Question

In a double slit experiment, when light of wavelength 400 nm was used, the angular width of the first minima formed on a screen placed 1 m away, was found to be 0.2$^\circ $. What will be the angular width of the first minima, if the entire experimental apparatus is immersed in water? (${\mu _{water}} = 4/3$)
$
  {\text{A}}{\text{. 0}}{\text{.266}}^\circ \\
  {\text{B}}{\text{. 0}}{\text{.15}}^\circ \\
  {\text{C}}{\text{. 0}}{\text{.05}}^\circ \\
  {\text{D}}{\text{. 0}}{\text{.1}}^\circ \\
 $

Answer 1

Hint: The angular fringe width for a double slit experiment is equal to fringe width divided by the distance between the slits and the screen. When the apparatus is placed in water then the angular fringe width will shift and new value will be given by dividing the initial angular fringe width by the refractive index. Using this formula, we can obtain the correct answer.

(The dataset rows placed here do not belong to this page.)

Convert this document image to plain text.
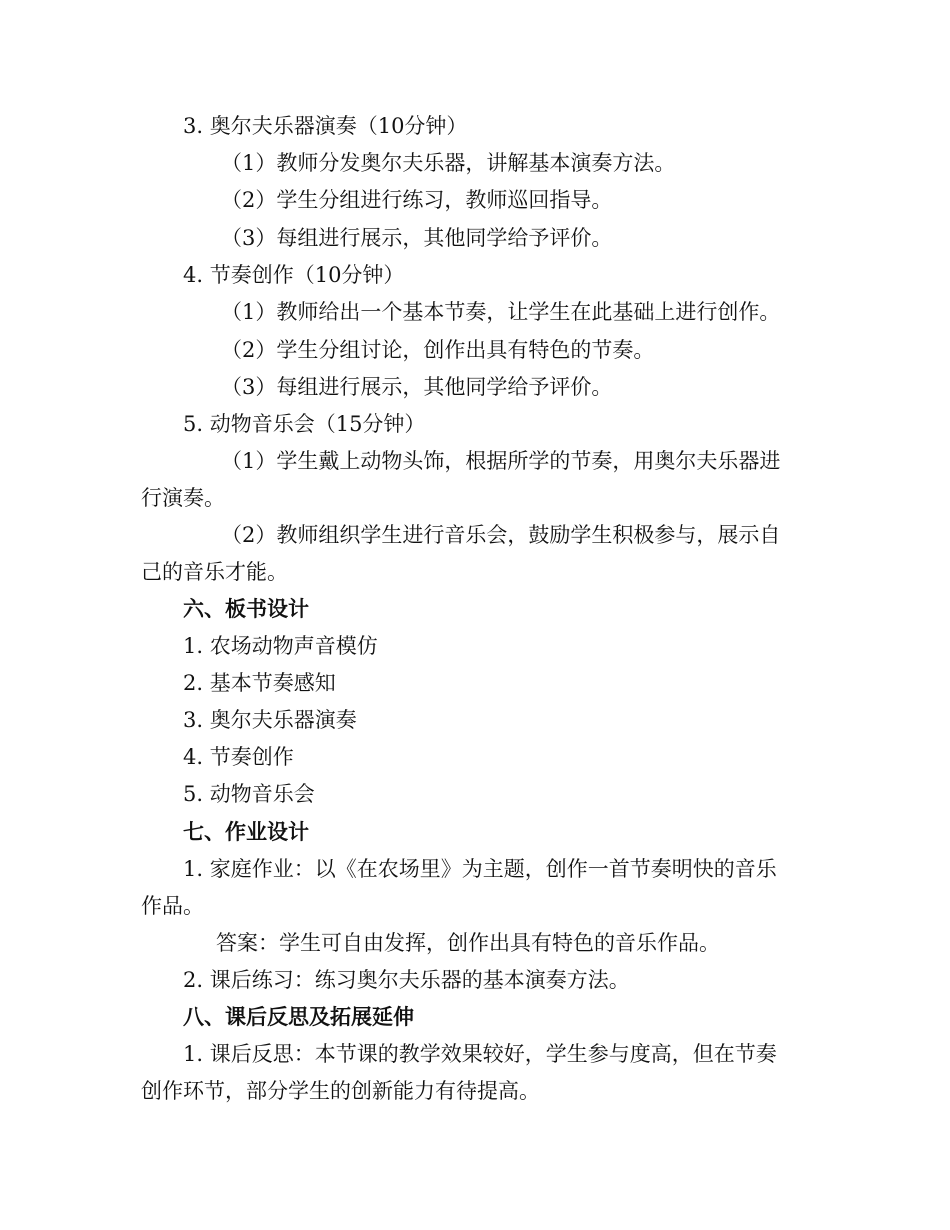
3. 奥尔夫乐器演奏（10分钟）
（1）教师分发奥尔夫乐器，讲解基本演奏方法。
（2）学生分组进行练习，教师巡回指导。
（3）每组进行展示，其他同学给予评价。
4. 节奏创作（10分钟）
（1）教师给出一个基本节奏，让学生在此基础上进行创作。
（2）学生分组讨论，创作出具有特色的节奏。
（3）每组进行展示，其他同学给予评价。
5. 动物音乐会（15分钟）
（1）学生戴上动物头饰，根据所学的节奏，用奥尔夫乐器进
行演奏。
（2）教师组织学生进行音乐会，鼓励学生积极参与，展示自
己的音乐才能。
六、板书设计
1. 农场动物声音模仿
2. 基本节奏感知
3. 奥尔夫乐器演奏
4. 节奏创作
5. 动物音乐会
七、作业设计
1. 家庭作业：以《在农场里》为主题，创作一首节奏明快的音乐
作品。
答案：学生可自由发挥，创作出具有特色的音乐作品。
2. 课后练习：练习奥尔夫乐器的基本演奏方法。
八、课后反思及拓展延伸
1. 课后反思：本节课的教学效果较好，学生参与度高，但在节奏
创作环节，部分学生的创新能力有待提高。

Complete step by step answer:
We know that in a double slit experiment, the angular fringe width of the first minima will be given as
$\sin \theta = \dfrac{\beta }{D}$
Here the angle $\theta $ is very small, so we can write that $\sin \theta \approx \theta $. Therefore, we have
$\theta = \dfrac{\beta }{D}$
Here $\beta $ is known as the fringe width while D is the distance between the silts and the screen.
Now when whose apparatus is placed in a medium of refractive index $\mu $, then the fringe pattern shifts due to refraction of light. In this case, the new angular fringe width is given in terms of the refractive index of the medium by the following expression.
$\theta ' = \dfrac{\beta }{{\mu D}} = \dfrac{\theta }{\mu }$
We are given the value of angular fringe width when the apparatus is placed in air. Its value is
$\theta = 0.2^\circ $
The whole apparatus is placed in water whose refractive index is given as
${\mu _{water}} = \dfrac{4}{3}$
So, the new angular fringe width in water can be obtained in the following way.
$\theta ' = \dfrac{\theta }{\mu } = \dfrac{{0.2}}{{\left( {\dfrac{4}{3}} \right)}} = 0.15^\circ $
This is the required answer.

So, the correct answer is “Option B”.

Note:
It should be noted that when a light ray undergoes refraction from a rarer medium to denser medium then the velocity of light decreases and light ray bends towards the normal at the point of incidence. This leads to a shift in the direction of the light ray and the fringe pattern shifts in the double slit experiment.